Haarschaftanomalien als Grund für Haarausfall bei Kindern
Kommt es zu einer erhöhten Brüchigkeit der Haarschafte bei Kindern, können genetisch bedingte Haarbildungsstörungen, medizinisch Genotrichosen, der Grund sein. Bei der Form der Monilethrix zeigen sich unter dem Mikroskop perlenartige Verdickungen an den Haarschaften. Die Unterart Pseudomonilethrix ist hingegen charakterisiert von eher knotenartigen Gebilden in Kombination mit Teilen des Haarschaftes von normaler Dicke. Gleichzeitig können Verdickungen der Finger-und Fußnägel auftreten. Ein aufgesplitterter Haarschaft wird als Trichorrhexis nodosa bezeichnet. Es gibt eine angeborene und eine erworbene Form. Manche Kinder leiden so stark an dieser Krankheit, dass der ganze Kopf nur noch mit Stoppeln bedeckt ist. Abgeflachte Haare, die um die Längsachse gedreht sind und bei denen Gruppen von drei bis maximal zehn Haare zusammenstehen, werden als Pili torti bezeichnet. Die Krankheit, für die es keine Therapie gibt, kann angeboren sein oder sich mit Beginn der Pubertät zeigen.

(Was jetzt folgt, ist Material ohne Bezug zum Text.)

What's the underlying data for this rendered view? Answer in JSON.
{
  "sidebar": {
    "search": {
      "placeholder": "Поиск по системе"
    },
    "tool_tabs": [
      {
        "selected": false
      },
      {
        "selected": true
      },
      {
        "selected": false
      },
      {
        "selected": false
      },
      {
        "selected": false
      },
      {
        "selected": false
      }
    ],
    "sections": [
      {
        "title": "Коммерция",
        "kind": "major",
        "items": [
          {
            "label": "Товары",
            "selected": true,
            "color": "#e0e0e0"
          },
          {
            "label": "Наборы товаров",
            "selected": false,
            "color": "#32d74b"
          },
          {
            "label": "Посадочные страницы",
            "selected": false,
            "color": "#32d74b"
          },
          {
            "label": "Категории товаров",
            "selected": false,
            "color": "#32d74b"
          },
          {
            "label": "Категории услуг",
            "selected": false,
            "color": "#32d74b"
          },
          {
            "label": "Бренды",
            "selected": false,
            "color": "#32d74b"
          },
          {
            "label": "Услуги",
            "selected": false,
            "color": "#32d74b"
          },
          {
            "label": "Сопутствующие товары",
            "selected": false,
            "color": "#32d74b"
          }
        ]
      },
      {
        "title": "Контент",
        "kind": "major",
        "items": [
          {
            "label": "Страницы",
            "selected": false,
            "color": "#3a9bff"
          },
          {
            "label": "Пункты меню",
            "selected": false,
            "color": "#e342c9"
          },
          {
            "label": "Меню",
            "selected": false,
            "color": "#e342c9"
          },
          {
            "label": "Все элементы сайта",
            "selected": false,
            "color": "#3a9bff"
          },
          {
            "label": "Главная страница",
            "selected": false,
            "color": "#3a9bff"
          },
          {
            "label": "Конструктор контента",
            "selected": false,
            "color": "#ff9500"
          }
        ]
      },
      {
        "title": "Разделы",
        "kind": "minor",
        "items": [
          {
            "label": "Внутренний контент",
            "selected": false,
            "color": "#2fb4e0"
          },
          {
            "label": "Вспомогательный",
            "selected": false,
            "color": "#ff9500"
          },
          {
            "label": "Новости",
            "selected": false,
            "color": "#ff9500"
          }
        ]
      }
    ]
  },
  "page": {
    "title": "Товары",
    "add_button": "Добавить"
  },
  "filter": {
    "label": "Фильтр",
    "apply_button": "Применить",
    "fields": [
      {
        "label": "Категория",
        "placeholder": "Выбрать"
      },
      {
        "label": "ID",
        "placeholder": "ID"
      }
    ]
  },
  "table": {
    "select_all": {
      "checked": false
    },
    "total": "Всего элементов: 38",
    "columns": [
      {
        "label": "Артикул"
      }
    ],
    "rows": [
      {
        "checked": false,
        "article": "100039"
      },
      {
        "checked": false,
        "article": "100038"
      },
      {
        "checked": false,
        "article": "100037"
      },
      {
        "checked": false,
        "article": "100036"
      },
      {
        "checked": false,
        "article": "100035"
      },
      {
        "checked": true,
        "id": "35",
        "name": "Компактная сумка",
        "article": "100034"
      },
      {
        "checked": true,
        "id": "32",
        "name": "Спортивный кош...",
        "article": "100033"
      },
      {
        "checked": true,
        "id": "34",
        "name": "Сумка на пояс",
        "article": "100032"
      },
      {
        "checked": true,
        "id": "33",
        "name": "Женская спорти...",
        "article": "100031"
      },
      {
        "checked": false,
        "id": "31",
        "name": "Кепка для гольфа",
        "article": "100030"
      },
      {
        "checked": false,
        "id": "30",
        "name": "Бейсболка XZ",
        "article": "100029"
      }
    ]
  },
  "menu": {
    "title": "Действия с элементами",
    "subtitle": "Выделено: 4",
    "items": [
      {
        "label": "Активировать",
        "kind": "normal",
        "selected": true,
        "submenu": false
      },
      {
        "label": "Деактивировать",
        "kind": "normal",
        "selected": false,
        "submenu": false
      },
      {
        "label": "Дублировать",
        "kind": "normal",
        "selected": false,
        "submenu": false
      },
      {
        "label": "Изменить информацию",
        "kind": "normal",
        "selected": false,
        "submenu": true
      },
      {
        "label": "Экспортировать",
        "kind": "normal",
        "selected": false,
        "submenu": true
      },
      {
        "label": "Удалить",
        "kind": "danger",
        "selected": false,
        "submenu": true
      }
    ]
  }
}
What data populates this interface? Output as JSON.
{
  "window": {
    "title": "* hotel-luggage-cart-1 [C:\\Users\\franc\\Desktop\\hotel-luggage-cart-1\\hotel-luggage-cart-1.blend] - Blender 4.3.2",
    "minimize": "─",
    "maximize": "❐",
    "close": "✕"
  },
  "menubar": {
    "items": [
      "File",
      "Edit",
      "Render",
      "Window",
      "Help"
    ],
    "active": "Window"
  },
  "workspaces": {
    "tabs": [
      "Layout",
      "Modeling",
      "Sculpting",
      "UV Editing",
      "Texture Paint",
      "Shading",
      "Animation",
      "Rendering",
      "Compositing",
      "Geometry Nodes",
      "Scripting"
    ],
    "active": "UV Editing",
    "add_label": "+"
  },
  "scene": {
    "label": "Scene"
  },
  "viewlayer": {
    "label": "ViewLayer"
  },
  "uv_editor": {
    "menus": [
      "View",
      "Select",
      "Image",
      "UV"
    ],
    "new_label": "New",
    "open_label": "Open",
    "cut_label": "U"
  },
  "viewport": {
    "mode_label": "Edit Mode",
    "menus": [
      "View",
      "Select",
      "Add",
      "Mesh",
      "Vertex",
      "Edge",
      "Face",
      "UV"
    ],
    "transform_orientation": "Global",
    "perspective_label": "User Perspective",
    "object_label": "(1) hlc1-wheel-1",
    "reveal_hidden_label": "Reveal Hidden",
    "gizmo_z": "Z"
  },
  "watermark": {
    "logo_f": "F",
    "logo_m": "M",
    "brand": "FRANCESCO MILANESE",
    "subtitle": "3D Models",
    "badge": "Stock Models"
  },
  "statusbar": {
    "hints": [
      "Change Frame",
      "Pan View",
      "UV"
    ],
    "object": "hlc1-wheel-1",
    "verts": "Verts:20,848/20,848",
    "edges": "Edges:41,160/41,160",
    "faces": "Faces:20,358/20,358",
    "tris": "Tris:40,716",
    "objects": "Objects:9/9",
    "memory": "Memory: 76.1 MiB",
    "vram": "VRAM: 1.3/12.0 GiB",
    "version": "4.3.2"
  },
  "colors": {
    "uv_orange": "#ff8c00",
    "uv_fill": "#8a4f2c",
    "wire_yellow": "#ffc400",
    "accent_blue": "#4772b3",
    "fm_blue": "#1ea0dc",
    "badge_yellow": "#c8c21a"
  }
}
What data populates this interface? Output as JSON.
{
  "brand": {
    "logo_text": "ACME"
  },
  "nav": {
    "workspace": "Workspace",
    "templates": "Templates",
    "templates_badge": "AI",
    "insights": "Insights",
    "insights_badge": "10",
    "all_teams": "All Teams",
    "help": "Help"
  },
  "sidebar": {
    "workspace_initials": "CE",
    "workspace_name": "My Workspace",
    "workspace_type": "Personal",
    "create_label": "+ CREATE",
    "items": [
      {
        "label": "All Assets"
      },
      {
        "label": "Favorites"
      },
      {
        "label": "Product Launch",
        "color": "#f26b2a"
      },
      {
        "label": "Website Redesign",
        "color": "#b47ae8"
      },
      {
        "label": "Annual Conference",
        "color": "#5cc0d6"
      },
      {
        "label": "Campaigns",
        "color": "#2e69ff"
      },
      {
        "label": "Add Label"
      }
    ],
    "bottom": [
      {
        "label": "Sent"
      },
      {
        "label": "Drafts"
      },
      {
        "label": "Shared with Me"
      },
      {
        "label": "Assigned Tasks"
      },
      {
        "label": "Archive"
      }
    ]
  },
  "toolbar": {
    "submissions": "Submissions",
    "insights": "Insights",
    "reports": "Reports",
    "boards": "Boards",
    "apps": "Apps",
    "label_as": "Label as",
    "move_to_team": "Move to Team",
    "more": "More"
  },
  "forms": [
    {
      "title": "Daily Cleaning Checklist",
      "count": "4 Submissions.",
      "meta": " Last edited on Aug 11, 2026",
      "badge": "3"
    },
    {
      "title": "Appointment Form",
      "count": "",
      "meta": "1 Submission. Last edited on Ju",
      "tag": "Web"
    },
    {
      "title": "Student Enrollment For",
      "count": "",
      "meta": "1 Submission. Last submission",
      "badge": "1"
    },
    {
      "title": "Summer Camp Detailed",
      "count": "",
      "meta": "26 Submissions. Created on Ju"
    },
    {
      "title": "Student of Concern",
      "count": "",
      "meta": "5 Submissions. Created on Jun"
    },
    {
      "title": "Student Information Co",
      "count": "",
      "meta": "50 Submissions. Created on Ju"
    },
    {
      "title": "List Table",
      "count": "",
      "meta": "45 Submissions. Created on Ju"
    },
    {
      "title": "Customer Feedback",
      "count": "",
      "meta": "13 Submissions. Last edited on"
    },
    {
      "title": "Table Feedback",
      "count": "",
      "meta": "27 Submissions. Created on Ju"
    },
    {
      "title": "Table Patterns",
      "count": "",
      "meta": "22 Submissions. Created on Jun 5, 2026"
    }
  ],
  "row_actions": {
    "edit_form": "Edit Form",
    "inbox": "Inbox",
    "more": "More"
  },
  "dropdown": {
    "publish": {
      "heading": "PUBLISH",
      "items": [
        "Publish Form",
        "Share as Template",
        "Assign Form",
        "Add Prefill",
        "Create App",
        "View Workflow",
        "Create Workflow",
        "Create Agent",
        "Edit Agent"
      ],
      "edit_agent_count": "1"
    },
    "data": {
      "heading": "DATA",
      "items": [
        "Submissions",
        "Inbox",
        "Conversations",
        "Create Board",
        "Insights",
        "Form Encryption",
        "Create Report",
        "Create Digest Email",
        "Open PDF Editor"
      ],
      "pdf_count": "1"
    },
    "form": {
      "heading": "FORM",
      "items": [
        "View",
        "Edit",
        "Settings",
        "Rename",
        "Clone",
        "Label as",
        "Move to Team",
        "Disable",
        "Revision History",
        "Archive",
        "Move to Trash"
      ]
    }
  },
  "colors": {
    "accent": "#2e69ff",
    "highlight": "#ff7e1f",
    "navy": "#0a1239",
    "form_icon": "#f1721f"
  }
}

Genetisch bedingter Haarausfall
Das Menkes-Syndrom wird rezessiv vererbt. Es handelt sich dabei um einen Defekt im Kupferstoffwechsel. Während die Kinder sich zunächst normal entwickeln, findet ab dem dritten Lebensmonat eine deutliche Verlangsamung der Psychomotorik statt und das Kopfhaar beginnt, sich zu verändern. Das Haar ist dann sehr kurz, brüchig und sehr hell. Von der Struktur her erinnert es an Stahlwolle. Betroffene Kinder versterben häufig bis zum zweiten Lebensjahr. Die Krankheit betrifft häufiger Jungen als Mädchen. Umgekehrt verhält es sich beim Netherton-Syndrom. Bei dieser Erbkrankheit kommt es zu sogenannten Bambus-Haaren, die glanzlos und stumpf sind sowie leicht brechen. Eine Behandlung mit Etretinat ermöglicht eine normale Keratinbildung. Einen extrem niedrigen Schwefelgehalt und unter dem Lichtmikroskop deutlich helle und dunkle Zonen zeigen die Haare bei einer Trichothiodystrophie. Bei dieser sehr seltenen Erbkrankheit brechen die Haare am Schaft.